EX-8.1 5 ex8-1.htm OPINION OF TAFT STETTINIUS & HOLLISTER LLP
 

Nanophase Technologies Corporation S-1/A

 

Exhibit 8.1

 

 

 

 

Taft Stettinius & Hollister LLP

111 East Wacker, Suite 2600

Chicago, Illinois 60601

 

December 19, 2023

 

Nanophase Technologies Corporation

1319 Marquette Drive

Romeoville, Illinois 60466

 

Re:       Federal Income Tax Considerations

 

Ladies and Gentlemen:

 

You have requested our opinion concerning material federal income tax consequences relating to the offering (the “Rights Offering”) of shares of common stock (the “Common Stock”), par value $0.01 per share, of Nanophase Technologies Corporation, a Delaware corporation (the “Company”) in connection with the distribution by the Company to its stockholders of non-transferable subscription rights (the “Rights”) to purchase shares of Common Stock pursuant to a Registration Statement on Form S-1, as amended (the “Registration Statement”), filed with the Securities and Exchange Commission under the Securities Act of 1933, as amended (the “Securities Act”).

 

We have acted as tax counsel to the Company in connection with the anticipated issuance by the Company of the Rights, and we have assisted in the preparation and filing of the Registration Statement. Our opinion is based on various factual assumptions, including the facts set forth in the Registration Statement concerning the business of the Company and the terms of the Rights Offering.
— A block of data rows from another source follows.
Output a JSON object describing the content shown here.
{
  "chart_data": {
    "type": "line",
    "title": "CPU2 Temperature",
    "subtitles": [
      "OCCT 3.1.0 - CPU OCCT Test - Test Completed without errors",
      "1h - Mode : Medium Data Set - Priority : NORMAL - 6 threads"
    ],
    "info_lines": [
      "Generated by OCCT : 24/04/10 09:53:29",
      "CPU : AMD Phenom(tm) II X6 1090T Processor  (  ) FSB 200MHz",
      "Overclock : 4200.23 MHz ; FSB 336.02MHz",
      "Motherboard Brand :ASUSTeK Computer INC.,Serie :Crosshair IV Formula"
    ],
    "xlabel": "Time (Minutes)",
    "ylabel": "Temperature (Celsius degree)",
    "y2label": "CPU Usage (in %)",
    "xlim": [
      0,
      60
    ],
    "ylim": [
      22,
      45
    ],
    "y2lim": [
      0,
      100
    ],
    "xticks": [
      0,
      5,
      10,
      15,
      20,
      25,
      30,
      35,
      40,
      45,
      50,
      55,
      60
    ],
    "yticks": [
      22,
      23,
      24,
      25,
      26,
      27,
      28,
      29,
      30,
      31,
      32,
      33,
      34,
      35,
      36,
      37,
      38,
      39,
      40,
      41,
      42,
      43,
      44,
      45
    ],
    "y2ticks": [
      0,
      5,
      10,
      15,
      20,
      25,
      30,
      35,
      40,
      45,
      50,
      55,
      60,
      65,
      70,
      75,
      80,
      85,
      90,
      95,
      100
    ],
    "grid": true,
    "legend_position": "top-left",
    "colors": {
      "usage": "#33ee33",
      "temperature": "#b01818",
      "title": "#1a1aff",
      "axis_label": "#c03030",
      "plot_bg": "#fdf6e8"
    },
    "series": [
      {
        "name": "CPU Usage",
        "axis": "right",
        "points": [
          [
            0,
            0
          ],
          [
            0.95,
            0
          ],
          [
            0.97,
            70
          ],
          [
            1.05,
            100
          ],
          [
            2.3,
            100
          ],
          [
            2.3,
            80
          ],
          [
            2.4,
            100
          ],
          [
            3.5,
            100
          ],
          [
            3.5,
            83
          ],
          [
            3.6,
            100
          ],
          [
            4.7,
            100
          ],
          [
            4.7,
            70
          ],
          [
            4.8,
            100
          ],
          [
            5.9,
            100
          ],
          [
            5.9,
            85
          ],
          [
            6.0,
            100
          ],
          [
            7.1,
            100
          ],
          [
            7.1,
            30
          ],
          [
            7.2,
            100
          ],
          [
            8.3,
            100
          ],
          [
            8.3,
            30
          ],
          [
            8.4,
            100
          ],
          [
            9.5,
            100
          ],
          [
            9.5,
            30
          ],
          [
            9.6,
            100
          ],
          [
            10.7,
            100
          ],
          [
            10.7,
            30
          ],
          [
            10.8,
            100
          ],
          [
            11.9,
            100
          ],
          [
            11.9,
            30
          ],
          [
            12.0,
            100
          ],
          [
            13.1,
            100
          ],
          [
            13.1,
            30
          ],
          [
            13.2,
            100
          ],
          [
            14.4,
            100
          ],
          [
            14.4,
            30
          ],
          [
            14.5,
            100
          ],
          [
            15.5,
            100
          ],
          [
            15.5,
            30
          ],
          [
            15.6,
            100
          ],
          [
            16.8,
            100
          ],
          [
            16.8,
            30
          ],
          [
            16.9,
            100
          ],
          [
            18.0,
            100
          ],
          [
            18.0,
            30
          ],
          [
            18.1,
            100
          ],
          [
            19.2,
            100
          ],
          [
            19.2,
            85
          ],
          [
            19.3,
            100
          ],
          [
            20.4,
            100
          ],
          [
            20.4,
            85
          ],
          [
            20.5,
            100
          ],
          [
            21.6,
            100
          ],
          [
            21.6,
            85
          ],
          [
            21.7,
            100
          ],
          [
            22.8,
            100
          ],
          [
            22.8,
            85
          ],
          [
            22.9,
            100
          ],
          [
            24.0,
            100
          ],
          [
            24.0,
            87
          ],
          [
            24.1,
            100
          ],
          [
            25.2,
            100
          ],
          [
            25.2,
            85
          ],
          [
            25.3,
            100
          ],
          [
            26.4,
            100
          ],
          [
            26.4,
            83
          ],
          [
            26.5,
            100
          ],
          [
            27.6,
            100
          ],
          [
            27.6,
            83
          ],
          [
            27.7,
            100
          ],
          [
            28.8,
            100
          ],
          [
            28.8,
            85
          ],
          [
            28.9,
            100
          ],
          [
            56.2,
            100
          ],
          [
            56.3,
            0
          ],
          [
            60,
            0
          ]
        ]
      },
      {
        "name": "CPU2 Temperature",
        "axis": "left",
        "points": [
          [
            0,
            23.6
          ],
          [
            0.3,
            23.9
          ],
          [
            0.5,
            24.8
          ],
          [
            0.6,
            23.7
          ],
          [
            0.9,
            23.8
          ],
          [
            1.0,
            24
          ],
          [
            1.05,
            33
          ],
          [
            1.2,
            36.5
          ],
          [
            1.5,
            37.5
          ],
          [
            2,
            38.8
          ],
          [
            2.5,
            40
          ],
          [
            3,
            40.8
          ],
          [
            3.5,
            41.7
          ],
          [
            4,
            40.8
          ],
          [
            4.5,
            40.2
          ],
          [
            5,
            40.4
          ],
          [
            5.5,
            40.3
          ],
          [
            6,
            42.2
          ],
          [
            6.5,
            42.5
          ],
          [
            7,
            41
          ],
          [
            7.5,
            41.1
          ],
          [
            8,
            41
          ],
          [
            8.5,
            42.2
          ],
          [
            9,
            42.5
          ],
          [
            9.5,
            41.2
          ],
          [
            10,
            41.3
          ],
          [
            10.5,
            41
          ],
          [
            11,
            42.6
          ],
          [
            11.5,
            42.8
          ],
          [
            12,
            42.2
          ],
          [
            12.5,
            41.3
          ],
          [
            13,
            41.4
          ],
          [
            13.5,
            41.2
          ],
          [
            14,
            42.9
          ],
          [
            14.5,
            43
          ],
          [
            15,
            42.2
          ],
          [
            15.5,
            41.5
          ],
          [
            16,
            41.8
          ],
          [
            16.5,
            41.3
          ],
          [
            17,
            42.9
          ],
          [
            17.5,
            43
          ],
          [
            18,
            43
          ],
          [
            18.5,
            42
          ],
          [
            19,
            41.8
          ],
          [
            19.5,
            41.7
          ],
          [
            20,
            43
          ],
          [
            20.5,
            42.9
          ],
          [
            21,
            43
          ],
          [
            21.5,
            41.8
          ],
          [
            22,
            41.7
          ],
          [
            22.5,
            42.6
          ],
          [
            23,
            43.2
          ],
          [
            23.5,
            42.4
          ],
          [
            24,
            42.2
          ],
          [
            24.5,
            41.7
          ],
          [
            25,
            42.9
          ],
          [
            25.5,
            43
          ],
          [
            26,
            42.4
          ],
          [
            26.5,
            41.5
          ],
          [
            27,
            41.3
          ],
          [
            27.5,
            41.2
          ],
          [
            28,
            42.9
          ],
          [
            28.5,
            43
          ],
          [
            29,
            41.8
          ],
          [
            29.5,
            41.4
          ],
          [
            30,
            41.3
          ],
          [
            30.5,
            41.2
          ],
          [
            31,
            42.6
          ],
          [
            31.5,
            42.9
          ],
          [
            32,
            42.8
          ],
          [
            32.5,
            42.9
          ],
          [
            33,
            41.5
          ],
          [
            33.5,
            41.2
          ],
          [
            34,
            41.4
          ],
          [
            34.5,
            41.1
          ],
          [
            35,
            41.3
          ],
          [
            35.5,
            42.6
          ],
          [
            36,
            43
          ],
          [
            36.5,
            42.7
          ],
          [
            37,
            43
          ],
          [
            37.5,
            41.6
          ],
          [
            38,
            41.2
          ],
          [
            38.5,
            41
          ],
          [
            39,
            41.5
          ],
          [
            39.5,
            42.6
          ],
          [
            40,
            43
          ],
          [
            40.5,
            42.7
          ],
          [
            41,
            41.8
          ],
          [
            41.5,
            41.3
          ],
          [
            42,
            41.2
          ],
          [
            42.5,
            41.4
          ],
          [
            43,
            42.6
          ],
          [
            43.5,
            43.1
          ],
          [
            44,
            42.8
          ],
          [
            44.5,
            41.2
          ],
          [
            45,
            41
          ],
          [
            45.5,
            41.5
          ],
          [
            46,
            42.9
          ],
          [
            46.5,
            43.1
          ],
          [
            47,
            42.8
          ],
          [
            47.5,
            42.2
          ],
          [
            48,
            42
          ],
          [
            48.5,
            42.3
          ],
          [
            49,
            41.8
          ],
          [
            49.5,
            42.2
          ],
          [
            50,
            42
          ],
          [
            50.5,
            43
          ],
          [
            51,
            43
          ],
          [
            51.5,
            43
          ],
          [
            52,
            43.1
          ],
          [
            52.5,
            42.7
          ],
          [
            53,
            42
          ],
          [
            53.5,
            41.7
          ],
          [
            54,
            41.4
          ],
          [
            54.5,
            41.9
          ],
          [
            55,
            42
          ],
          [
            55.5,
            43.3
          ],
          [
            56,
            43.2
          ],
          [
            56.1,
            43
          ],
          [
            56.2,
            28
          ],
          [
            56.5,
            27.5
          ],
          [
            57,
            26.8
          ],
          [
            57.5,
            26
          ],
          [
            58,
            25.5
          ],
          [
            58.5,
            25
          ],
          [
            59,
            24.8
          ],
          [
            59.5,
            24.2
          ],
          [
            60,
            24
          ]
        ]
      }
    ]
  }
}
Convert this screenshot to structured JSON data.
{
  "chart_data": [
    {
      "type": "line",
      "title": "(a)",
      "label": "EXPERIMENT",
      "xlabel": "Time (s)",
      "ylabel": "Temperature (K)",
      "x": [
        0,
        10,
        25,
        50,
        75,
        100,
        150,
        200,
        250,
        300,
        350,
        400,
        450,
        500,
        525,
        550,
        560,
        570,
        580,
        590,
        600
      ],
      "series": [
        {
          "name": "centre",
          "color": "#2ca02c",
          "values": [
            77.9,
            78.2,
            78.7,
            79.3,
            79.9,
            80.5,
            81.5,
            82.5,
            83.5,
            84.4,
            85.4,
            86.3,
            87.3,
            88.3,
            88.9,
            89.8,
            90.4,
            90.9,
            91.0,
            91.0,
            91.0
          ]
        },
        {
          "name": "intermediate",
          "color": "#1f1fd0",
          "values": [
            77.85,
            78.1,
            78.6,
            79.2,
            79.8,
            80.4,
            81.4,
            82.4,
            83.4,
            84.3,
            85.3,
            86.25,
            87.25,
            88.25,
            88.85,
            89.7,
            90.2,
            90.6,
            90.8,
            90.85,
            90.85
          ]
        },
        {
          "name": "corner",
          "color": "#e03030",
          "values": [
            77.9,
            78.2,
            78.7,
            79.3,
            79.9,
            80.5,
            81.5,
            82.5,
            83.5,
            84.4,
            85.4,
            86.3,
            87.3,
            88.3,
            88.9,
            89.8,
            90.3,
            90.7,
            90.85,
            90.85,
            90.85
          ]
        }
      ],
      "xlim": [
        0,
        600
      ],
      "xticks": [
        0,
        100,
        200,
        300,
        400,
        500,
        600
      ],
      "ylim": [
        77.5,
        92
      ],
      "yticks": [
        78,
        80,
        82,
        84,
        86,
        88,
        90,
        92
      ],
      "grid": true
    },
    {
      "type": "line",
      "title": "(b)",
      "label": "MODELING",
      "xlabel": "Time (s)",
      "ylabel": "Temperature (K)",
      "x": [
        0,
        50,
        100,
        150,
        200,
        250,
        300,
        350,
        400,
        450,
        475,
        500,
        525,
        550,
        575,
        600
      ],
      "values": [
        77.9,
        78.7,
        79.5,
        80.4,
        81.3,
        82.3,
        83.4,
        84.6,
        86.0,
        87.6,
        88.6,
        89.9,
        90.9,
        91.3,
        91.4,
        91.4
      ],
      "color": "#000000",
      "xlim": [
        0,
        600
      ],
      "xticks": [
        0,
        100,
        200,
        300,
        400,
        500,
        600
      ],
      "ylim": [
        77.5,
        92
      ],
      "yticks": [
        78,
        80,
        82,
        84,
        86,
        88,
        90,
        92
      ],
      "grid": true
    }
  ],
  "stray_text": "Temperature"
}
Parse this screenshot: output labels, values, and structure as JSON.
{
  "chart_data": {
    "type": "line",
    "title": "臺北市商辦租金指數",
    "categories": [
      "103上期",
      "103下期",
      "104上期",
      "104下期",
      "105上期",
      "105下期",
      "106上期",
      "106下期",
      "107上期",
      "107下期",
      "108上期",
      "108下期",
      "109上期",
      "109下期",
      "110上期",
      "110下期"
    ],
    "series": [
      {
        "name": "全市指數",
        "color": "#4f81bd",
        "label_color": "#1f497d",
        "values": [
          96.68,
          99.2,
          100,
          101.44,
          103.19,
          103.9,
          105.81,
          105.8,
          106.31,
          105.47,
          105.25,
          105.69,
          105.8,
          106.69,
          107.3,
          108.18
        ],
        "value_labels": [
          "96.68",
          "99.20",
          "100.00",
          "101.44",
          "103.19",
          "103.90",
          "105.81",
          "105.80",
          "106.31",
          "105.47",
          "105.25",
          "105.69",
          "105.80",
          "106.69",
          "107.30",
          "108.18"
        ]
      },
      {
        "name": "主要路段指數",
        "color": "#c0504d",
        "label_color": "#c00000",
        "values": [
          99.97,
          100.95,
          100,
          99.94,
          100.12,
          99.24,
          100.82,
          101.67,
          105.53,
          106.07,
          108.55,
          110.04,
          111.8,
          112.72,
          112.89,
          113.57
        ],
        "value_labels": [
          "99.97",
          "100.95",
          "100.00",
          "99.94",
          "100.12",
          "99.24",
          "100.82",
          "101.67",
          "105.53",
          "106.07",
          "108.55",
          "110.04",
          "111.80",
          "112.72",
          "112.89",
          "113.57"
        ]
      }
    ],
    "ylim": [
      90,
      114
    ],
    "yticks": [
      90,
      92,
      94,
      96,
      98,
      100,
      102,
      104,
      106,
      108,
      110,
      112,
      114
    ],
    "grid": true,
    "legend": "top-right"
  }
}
Any variation or difference in the facts from those set forth in the Registration Statement relating to the Rights or the Rights Offering may adversely affect the accuracy of the conclusions stated herein.

 

In our capacity as tax counsel, we have made such legal and factual examinations and inquiries, including an examination of originals or copies certified or otherwise identified to our satisfaction of such documents, corporate records, instruments and other relevant materials provided by you, as we deemed necessary or appropriate for purposes of our opinion. We have not made an independent investigation or audit of the facts, representations or covenants set forth in the above-referenced documents, and we have assumed the authenticity of all documents submitted to us as originals, the genuineness of all signatures thereon, the legal capacity of all natural persons executing such documents and the conformity to authentic original documents of all documents submitted to us as copies. As to facts material and relevant to our opinion, we have relied upon certificates, statements, representations or covenants of public officials, of officers and representatives of the Company and of others, without any independent investigation or verification thereof.

 

In rendering our opinion, we have considered and relied upon the Internal Revenue Code of 1986, as amended (the “Code”), the regulations promulgated thereunder (“Regulations”), administrative rulings and other judicial decisions of the Code and the Regulations by the courts, and administrative interpretations of the Code and the Regulations by the Internal Revenue Service (“IRS”), all as they exist at the date hereof. The Code, Regulations, administrative rulings, judicial decisions and administrative interpretations are subject to change at any time and, in some circumstances, with retroactive effect. A material change that is made after the date hereof in any basis for our opinion could affect our conclusions set forth herein. In this regard, an opinion of counsel with respect to any issue represents counsel’s best judgment as to the outcome on the merits with respect to that issue, but is not binding on the IRS or the courts, and is not a guarantee that the IRS will not assert a contrary position with respect to that issue or that a court will not sustain a contrary position if asserted by the IRS.

 

We are expressing our opinion only with respect to the federal income tax laws of the United States, and we express no opinion with respect to any other federal laws or the laws of any other jurisdiction.

 

Based on and subject to the foregoing, we are of the opinion that the statements in the Registration Statement set forth under the caption “Material U.S. Federal Income Tax Consequences” are, subject to the limitations set forth therein, a fair and accurate summary of the material U.S. federal income tax consequences relevant to the Rights Offering.

 

We express no opinion as to any matter other than as expressly stated above.

 

We consent to the filing of this letter as an exhibit to the Registration Statement and to the reference to Taft Stettinius & Hollister LLP under the caption “Legal Matters” in the Registration Statement. In giving this consent, we do not admit thereby that we are in the category of persons whose consent is required under Section 7 of the Securities Act.